The loss of Arctic sea ice could lead to species such as polar bears and some types of seal and whale being lost through hybridization.
Sea ice in the Arctic is expected to disappear altogether in the summer months by the end of this century. And, writing in Nature, researchers say that this could mean the extinction of some rare marine mammals and the loss of many adaptive gene combinations.
More than 20 marine mammal species are believed to be at risk of hybridization, and several Arctic hybrids have already been identified through DNA testing. For example, hunters shot a white bear with brown patches in 2006 that was later confirmed to be a polar bear-grizzly bear hybrid.
Marine mammalogist Brendan Kelly of the National Oceanic and Atmospheric Administration’s marine mammal lab says that genes developed over millennia in isolated populations have given many Arctic marine animals sets of fine-tuned adaptations, helping them uniquely thrive in the harsh environment.
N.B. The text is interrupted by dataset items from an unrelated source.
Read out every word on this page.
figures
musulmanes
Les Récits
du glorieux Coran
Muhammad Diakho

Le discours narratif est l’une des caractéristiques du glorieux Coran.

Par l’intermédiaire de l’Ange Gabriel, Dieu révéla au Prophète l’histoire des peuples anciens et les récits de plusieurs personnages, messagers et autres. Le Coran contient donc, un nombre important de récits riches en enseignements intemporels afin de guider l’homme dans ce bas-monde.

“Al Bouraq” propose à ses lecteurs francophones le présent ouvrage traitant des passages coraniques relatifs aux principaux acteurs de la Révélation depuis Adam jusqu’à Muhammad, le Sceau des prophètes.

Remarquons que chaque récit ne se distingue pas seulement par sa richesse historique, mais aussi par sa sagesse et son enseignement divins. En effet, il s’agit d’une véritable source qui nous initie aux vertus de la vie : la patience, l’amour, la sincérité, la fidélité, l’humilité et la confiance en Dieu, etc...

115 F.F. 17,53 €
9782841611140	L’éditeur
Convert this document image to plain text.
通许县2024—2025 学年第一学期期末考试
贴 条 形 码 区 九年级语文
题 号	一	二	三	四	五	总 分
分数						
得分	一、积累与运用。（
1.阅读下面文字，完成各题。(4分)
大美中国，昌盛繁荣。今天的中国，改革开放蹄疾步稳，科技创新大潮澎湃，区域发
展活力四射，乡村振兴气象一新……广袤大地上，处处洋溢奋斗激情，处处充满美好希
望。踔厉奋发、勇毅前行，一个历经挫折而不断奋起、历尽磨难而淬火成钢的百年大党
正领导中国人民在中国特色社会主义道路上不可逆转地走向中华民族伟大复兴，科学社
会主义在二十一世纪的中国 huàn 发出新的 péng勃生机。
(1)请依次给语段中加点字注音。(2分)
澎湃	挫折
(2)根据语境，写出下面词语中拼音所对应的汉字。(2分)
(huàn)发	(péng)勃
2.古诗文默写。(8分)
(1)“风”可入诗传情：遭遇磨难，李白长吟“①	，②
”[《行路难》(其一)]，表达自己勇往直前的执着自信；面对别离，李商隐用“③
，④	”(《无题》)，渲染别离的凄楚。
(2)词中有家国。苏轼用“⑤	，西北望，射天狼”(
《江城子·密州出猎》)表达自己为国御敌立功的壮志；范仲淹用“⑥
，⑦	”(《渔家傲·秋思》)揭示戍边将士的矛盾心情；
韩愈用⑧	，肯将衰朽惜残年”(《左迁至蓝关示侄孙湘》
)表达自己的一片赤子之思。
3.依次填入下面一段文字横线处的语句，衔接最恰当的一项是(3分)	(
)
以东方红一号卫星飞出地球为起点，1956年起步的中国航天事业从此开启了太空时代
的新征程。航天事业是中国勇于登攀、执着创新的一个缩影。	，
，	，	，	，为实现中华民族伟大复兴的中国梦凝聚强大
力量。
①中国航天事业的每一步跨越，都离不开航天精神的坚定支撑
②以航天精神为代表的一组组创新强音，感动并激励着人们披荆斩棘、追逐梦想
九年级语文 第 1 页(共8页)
The authors acknowledge that hybridization can actually be a good thing, especially for the first generation. But in later generations, the process begins to have more negative effects.
Genes related to traits that once allowed the animal to thrive in a specific habitat can become diluted, leaving the animal less well adapted to its environment.
In the case of creatures such as the rare North Pacific right whale, of which fewer than 200 individuals are believed to be left, interbreeding with the much more numberous bowhead whalescould mean extinction.